Dennis C Rathsam says
Its so funny…When the imbacile in the Whitehouse does the same thing to these invaders, sending them throughout the states in the middle of the night… Thats OK But when the GOP does it…in broad daylite thats a problem…. You know what the problem really is, its call being a democrat, no ideas, no plans, How many more Americans will die from fentenyol, thanx to the Biden Administration?
Geezer says
It takes an imbecilic person to misspell “imbecile,” and then hurl it at someone whose station in life is stratospherically higher than his own. Is that you?
Good golly…
Brandon Cross says
DeSantis, who is widely considered a potential 2024 Republican presidential candidate, frequently rails against the Biden administration’s policies and blasts the president for an influx of immigrants at the southern U.S. border.
Curious?
Is this a bad thing?
Please explain how allowing illegal immigrants into our country is a good thing.
Geezer says
Columbus was an illegal alien.
Aj says
I’m glad suit was filed. Will this hurt Desantis? Time will tell.
CallItWhatItIs says
If I pulled this stunt, I’d be in jail for kidnapping and human trafficking. DeSantis and all those involved should be punished appropriately.
Laurel says
I cannot believe Cuban Americans voted for this guy! When Cubans crossed the water to get to Florida, if they made it to shore they were considered safe. They often jumped out of their homemade boats and swam to shore.
I don’t have a problem with other states joining in with relocating immigrants to their states, but it should be done by agreement. Any way you look at it, what DeSantis, and company did, was human trafficking across state lines by tricking unsuspecting, trusting people, and deserting them. These politicians purposely picked what their constituents would consider “coastal elite,” proving it was nothing more than a political stunt. There was no other reason to touch down in Florida other than to grandstand and spend our money. What asses.
The dude says
They don’t come to “replace you” they come to “do the shit you refuse to do”.

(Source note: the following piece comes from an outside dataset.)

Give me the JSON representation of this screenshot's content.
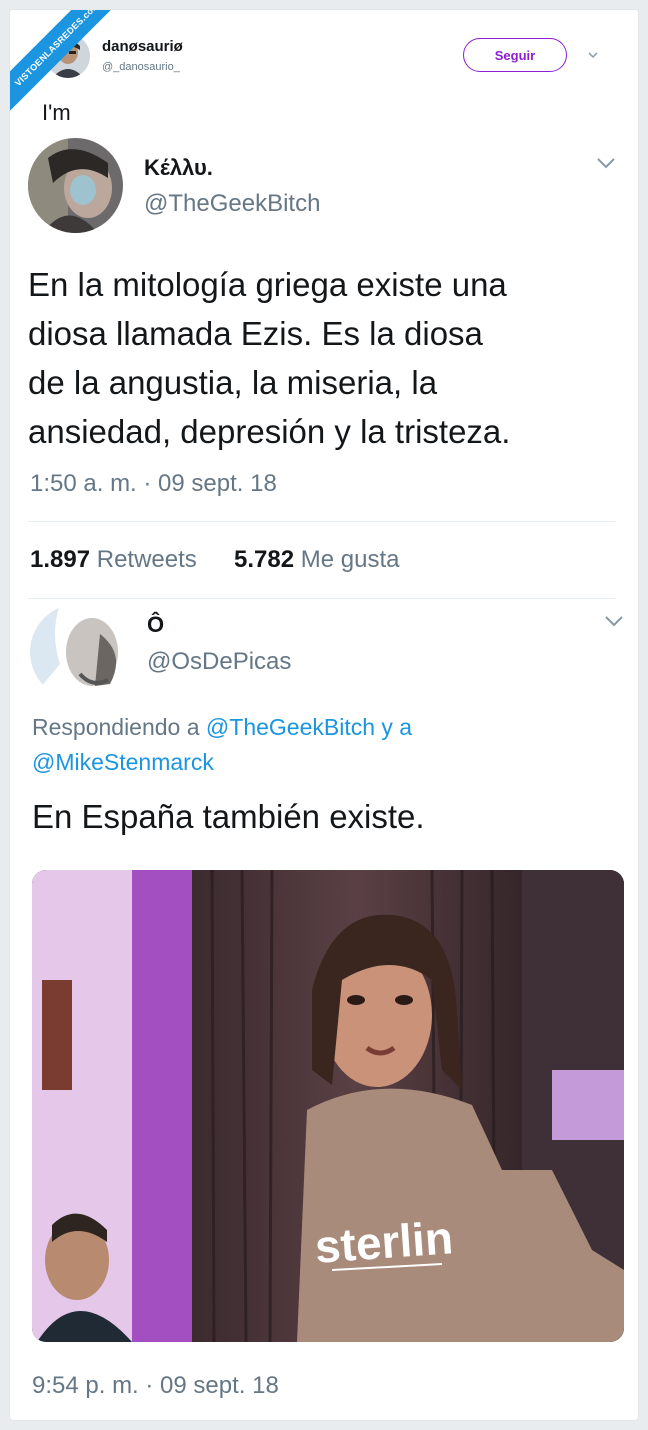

All you MAGAs are fine with letting them dig your ditches, replace your roof, or otherwise do a million different things that MAGA simply won’t or can’t do, but you freak out when they just want to live in peace and raise their families.
Now you kidnap them in states that are not Florida and fly them to other states that are not Florida using Florida tax dollars.
Where’s the consistency? Oh wait… we’re dealing with MAGA here.
Geezer says
The Dude abides.
LD says
Thank you!
JimBob says
What you can see by the signatories on this thread is that republicans view the treatment of these Venezuelan refugees as either clever or downright funny. That is the kind of people they are.